Zu ihrer eigenen Verwunderung war es Claudia, die den Blickkontakt schließlich unterbrach. Sie kannte diesen Mann nicht. So verführerisch es war, sich auf ein Abenteuer mit ihm einzulassen – könnte er ihr mit seinen Verbindungen doch vielleicht auch beruflich auf die Sprünge helfen –, etwas an den Umständen dieses Auftrags machte sie vorsichtig und zwang sie auf Distanz.

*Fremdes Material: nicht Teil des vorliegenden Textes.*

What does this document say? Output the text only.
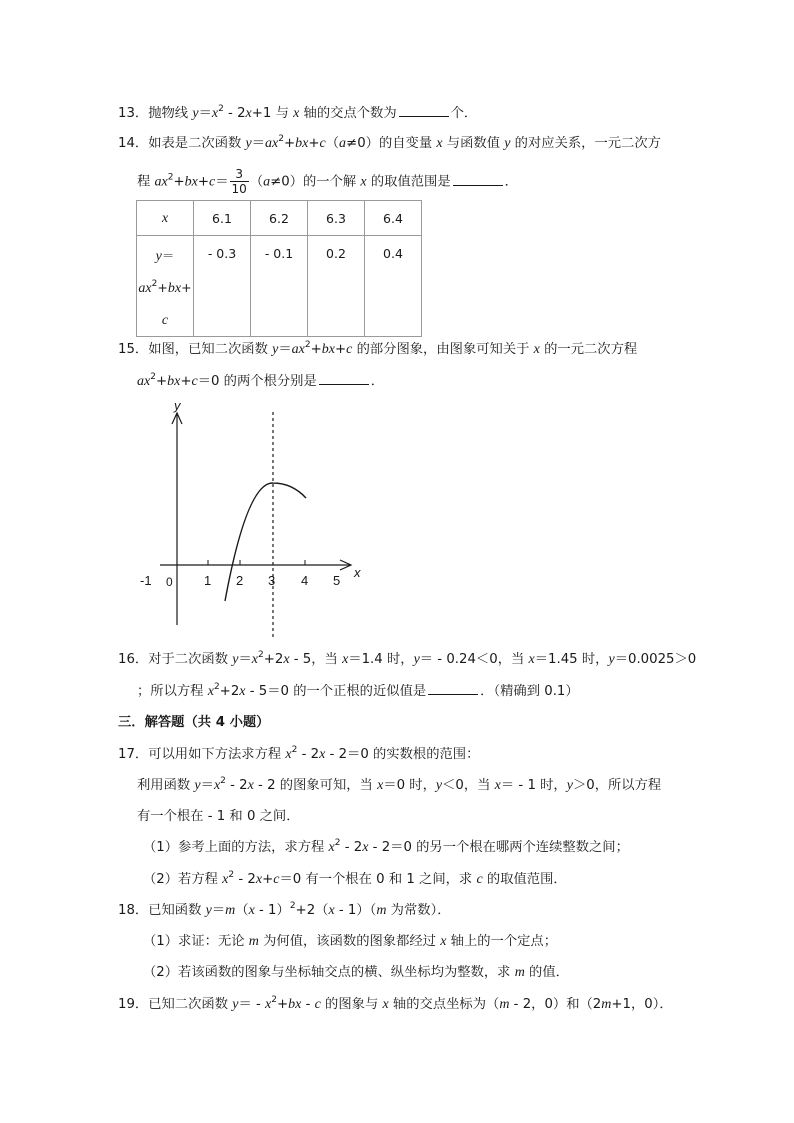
13．抛物线 $y=x^2 - 2x+1$ 与 x 轴的交点个数为	个．
14．如表是二次函数 $y=ax^2+bx+c(a\ne 0)$的自变量 x 与函数值 y 的对应关系，一元二次方
程 $ax^2+bx+c= \frac{3}{10} (a\ne 0)$的一个解 x 的取值范围是	．
x	6.1	6.2	6.3	6.4

y＝
$ax^2+bx+$
c	- 0.3	- 0.1	0.2	0.4
15．如图，已知二次函数 $y=ax^2+bx+c$ 的部分图象，由图象可知关于 x 的一元二次方程
$ax^2+bx+c=0$ 的两个根分别是	．
y
x
-1 0 1 2 3 4 5
16．对于二次函数 $y=x^2+2x - 5$，当 x＝1.4 时，y＝ - 0.24＜0，当 x＝1.45 时，y＝0.0025＞0
；所以方程 $x^2+2x - 5=0$ 的一个正根的近似值是	．（精确到 0.1）
三．解答题（共 4 小题）
17．可以用如下方法求方程 $x^2 - 2x - 2=0$ 的实数根的范围：
利用函数 $y=x^2 - 2x - 2$ 的图象可知，当 x＝0 时，y＜0，当 x＝ - 1 时，y＞0，所以方程
有一个根在 - 1 和 0 之间．
（1）参考上面的方法，求方程 $x^2 - 2x - 2=0$ 的另一个根在哪两个连续整数之间；
（2）若方程 $x^2 - 2x+c=0$ 有一个根在 0 和 1 之间，求 c 的取值范围．
18．已知函数 y＝m（x - 1）$^2$+2（x - 1）（m 为常数）．
（1）求证：无论 m 为何值，该函数的图象都经过 x 轴上的一个定点；
（2）若该函数的图象与坐标轴交点的横、纵坐标均为整数，求 m 的值．
19．已知二次函数 $y= - x^2+bx - c$ 的图象与 x 轴的交点坐标为（m - 2，0）和（2m+1，0）．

Sie glaubte, gute Arbeit zu leisten, doch verstand sie bestenfalls die Hälfte dessen, was hier gerade passierte. Darüber hinaus wäre es unprofessionell. Adrian war ihr Auftraggeber. Wenngleich eine echte Affäre ihrer falschen Ehe wohl kaum abträglich wäre.
„… das müsst ihr euch mal vorstellen, das hat der Kerl wirklich vor versammelter Runde gesagt“, polterte Rupert ausgelassen und beendete damit eine Anekdote, die auch Gunther und Aglaia zum Lachen brachte.

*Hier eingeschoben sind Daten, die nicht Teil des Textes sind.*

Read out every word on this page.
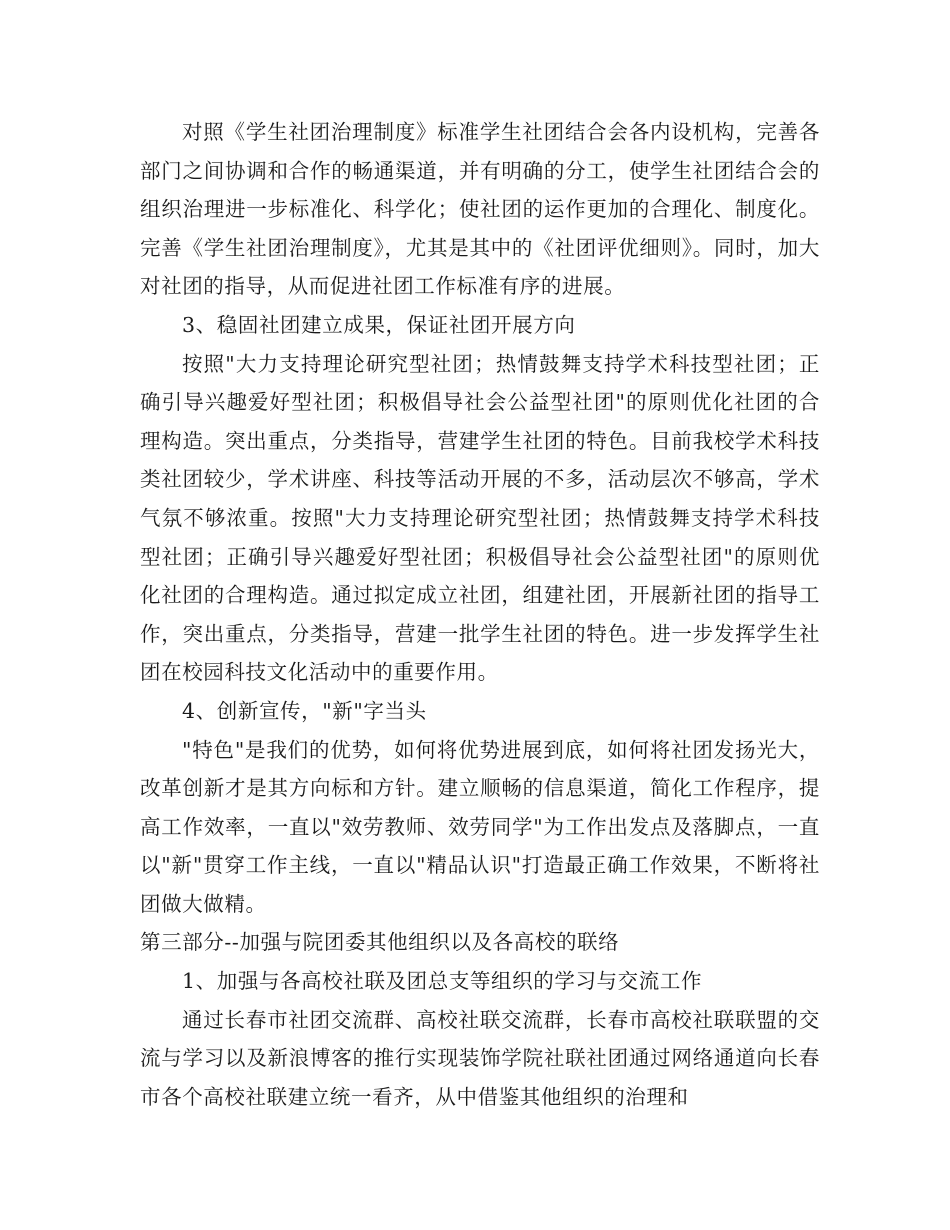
对照《学生社团治理制度》标准学生社团结合会各内设机构，完善各部门之间协调和合作的畅通渠道，并有明确的分工，使学生社团结合会的组织治理进一步标准化、科学化；使社团的运作更加的合理化、制度化。完善《学生社团治理制度》，尤其是其中的《社团评优细则》。同时，加大对社团的指导，从而促进社团工作标准有序的进展。

3、稳固社团建立成果，保证社团开展方向

按照"大力支持理论研究型社团；热情鼓舞支持学术科技型社团；正确引导兴趣爱好型社团；积极倡导社会公益型社团"的原则优化社团的合理构造。突出重点，分类指导，营建学生社团的特色。目前我校学术科技类社团较少，学术讲座、科技等活动开展的不多，活动层次不够高，学术气氛不够浓重。按照"大力支持理论研究型社团；热情鼓舞支持学术科技型社团；正确引导兴趣爱好型社团；积极倡导社会公益型社团"的原则优化社团的合理构造。通过拟定成立社团，组建社团，开展新社团的指导工作，突出重点，分类指导，营建一批学生社团的特色。进一步发挥学生社团在校园科技文化活动中的重要作用。

4、创新宣传，"新"字当头

"特色"是我们的优势，如何将优势进展到底，如何将社团发扬光大，改革创新才是其方向标和方针。建立顺畅的信息渠道，简化工作程序，提高工作效率，一直以"效劳教师、效劳同学"为工作出发点及落脚点，一直以"新"贯穿工作主线，一直以"精品认识"打造最正确工作效果，不断将社团做大做精。

第三部分--加强与院团委其他组织以及各高校的联络

1、加强与各高校社联及团总支等组织的学习与交流工作

通过长春市社团交流群、高校社联交流群，长春市高校社联联盟的交流与学习以及新浪博客的推行实现装饰学院社联社团通过网络通道向长春市各个高校社联建立统一看齐，从中借鉴其他组织的治理和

Adrian stimmte nicht ein. Stattdessen visierte er Aglaia an. „Wie viele Kinder hast du noch gleich aus erster Ehe, Aglaia? Zwei Jungen, nicht?“
„Drei“, korrigierte ihn Aglaia. „Der Jüngste ist zehn, der Älteste zwanzig.“
„Wow, Gunther, mit dem kannst du ja nachts um die Häuser ziehen.“
„Er studiert und ist nur selten bei uns“, klärte Gunther ihn auf. „Ein ehrgeiziger junger Mann. Du würdest ihn mögen.“
„Das mag wohl sein“, entgegnete Adrian, klang aber nicht recht überzeugt. Erneut nahm er sich Aglaia vor. „Ich vermute mal, du willst keine weiteren Kinder, meine Liebe?“
„War das eine Frage oder eine Mitteilung?“, konterte Aglaia. „Als mein Schwager steht dir beides zu, doch wäre mir lieb, du würdest dich präzisieren. Kurzum: Deine Annahme ist weder richtig noch falsch. Gunther und ich planen keine Empfängnis, aber sollte sie mich ereilen, werden wir sie freudig annehmen.“
Eine umfassende und durchaus schlagfertige Antwort, die Claudia imponierte. Aglaia, obgleich von beiden Geschwistern ihres Gatten offensichtlich nicht sonderlich geschätzt, wusste sich gegenüber dem Hausherrn zu behaupten. Und mit ihrer Weigerung, sich der äußerlichen Etikette der hiesigen Gesellschaft anzupassen, stellte sie auch klar, dass sie eine Anbiederung nicht nötig hatte.
„Nun, die weibliche Fruchtbarkeit nimmt mit den Jahren ja auch nicht zu“, meinte Adrian nüchtern und nippte an seinem Schwenker. „Wie alt bist du, wenn die Frage gestattet ist? Fünfundvierzig?“
„Zweiundvierzig“, antwortete Aglaia.
„Adrian, bitte lass das“, wandte Gunther nachsichtig ein. „Wir sind glücklich, und nur das zählt.“
„Da hat er recht“, sprach Claudia aus, von der unverhohlenen Unverschämtheit Adrians gegenüber seiner Schwägerin enttäuscht und dieses Mal auch tatsächlich peinlich berührt. „Das ist doch kein Thema für diesen schönen Abend“, ergänzte sie unterwürfig der Tischplatte zugewandt und hoffte, ihren Auftraggeber damit nicht verärgert zu haben. Doch selbst wenn sie es getan hatte, feuern konnte er sie nicht mehr. Der Vorhang hatte sich geöffnet, das Stück seinen Lauf genommen. Die Besetzung der Paraderolle war nicht mehr zu korrigieren.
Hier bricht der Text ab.